Containers are an interesting beast. Solaris has had Zones (aka containers) since 2005. In Solaris, these Zones are more akin to virtual machines, except much more efficient. All zones shared a single kernel, they just had virtual network interfaces, storage, and could be managed independently. Now, in 2014, Docker brings the same simplicity of Solaris Zones to Linux.
Sure, we've had CGroups in Linux since 2004/2006 but Docker finally brought Linux up to speed with a simple to use capability for creating isolated containers on Linux. Only, the implementation brings with it the same flawed approach as Solaris Zones. Do we really need a full OS image running in a container? I don't think so. Docker images are based on a Linux distro (Ubuntu or CentOS, etc). So we look at this and say, "cool, virtualization without the overhead of interrupts for everything from writing to disk to sending packets over the wire." But is that really the best we can do?

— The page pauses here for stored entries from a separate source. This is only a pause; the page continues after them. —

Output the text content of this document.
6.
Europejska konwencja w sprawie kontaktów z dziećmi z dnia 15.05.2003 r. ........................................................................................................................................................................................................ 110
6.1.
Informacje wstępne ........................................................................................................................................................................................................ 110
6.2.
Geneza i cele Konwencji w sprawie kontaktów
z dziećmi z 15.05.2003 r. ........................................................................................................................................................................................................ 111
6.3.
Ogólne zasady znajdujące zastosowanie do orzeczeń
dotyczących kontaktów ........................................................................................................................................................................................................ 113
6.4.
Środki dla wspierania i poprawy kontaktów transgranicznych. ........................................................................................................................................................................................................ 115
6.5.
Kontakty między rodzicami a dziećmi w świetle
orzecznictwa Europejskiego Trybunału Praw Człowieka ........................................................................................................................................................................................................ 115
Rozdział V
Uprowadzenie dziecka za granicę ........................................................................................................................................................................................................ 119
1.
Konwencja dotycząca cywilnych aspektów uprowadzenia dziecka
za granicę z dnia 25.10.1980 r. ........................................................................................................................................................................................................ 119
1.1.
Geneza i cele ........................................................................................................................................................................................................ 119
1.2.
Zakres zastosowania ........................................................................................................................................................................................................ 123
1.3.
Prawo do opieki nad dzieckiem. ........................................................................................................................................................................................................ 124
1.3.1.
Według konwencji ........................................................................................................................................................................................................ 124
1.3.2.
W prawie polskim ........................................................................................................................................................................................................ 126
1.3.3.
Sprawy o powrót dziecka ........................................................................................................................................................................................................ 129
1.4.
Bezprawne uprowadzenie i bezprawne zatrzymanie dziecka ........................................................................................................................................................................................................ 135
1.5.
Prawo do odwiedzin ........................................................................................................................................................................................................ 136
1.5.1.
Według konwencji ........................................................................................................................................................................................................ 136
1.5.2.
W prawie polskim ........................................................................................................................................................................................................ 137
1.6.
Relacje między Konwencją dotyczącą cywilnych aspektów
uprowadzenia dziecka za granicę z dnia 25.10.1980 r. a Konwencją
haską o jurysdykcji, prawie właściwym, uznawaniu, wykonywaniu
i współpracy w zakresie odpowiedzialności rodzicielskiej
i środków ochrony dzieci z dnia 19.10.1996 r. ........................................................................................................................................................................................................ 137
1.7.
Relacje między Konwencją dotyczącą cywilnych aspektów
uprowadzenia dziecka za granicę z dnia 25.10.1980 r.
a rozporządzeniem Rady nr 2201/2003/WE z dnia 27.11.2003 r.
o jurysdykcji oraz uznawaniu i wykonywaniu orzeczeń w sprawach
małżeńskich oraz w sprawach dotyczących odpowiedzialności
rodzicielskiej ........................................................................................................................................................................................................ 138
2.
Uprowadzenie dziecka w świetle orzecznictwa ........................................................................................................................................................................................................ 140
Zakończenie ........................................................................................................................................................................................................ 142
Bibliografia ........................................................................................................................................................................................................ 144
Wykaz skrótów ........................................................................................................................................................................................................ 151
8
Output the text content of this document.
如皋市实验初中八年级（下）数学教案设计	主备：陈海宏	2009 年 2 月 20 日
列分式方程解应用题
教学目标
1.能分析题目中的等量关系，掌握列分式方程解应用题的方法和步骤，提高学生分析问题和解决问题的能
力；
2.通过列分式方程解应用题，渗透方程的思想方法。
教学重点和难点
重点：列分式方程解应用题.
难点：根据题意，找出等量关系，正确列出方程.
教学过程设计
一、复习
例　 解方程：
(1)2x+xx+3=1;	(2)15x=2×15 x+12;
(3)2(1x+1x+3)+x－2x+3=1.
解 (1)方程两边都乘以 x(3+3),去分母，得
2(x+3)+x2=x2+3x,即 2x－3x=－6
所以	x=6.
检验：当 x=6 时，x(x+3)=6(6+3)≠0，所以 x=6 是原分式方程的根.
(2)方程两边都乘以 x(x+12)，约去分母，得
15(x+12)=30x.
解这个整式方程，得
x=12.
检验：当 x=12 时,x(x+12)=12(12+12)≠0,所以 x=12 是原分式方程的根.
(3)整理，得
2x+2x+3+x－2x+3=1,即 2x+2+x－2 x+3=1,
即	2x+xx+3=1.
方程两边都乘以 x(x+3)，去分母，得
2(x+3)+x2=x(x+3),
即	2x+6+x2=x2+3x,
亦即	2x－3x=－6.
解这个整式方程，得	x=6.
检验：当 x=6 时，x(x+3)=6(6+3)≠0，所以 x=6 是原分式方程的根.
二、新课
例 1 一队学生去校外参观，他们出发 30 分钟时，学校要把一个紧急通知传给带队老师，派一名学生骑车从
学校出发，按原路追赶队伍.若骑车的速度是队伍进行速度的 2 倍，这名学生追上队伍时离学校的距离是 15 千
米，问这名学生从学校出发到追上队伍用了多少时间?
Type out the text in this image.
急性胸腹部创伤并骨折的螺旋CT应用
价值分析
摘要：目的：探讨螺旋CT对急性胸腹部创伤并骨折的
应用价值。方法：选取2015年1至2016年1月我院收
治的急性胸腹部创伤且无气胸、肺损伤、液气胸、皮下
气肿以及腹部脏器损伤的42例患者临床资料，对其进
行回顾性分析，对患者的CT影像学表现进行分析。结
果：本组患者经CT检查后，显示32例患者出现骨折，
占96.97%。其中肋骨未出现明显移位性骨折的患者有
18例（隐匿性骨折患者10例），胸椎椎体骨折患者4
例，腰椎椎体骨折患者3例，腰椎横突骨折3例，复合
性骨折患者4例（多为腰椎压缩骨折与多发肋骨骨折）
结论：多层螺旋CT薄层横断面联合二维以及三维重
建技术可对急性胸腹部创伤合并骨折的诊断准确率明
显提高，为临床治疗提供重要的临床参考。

I think what Rocket really represents is a way to do containers right. Containers should run a single process. We shouldn't look at containers as a more efficient VM. We should see containers as a way to increase security and reduce overhead. Do you really want to have to run apt-get or yum inside every container? No. Containers should provide process isolation and application management capabilities. They shouldn't include the OS and the kitchen sink of user land utilities.
This is where Docker has failed. Instead of simplifying administration and deployment, it's introduced its own nuanced approach to system management. The reason we need a Docker competitor (replacement?) is because Docker has failed to live up to its hype.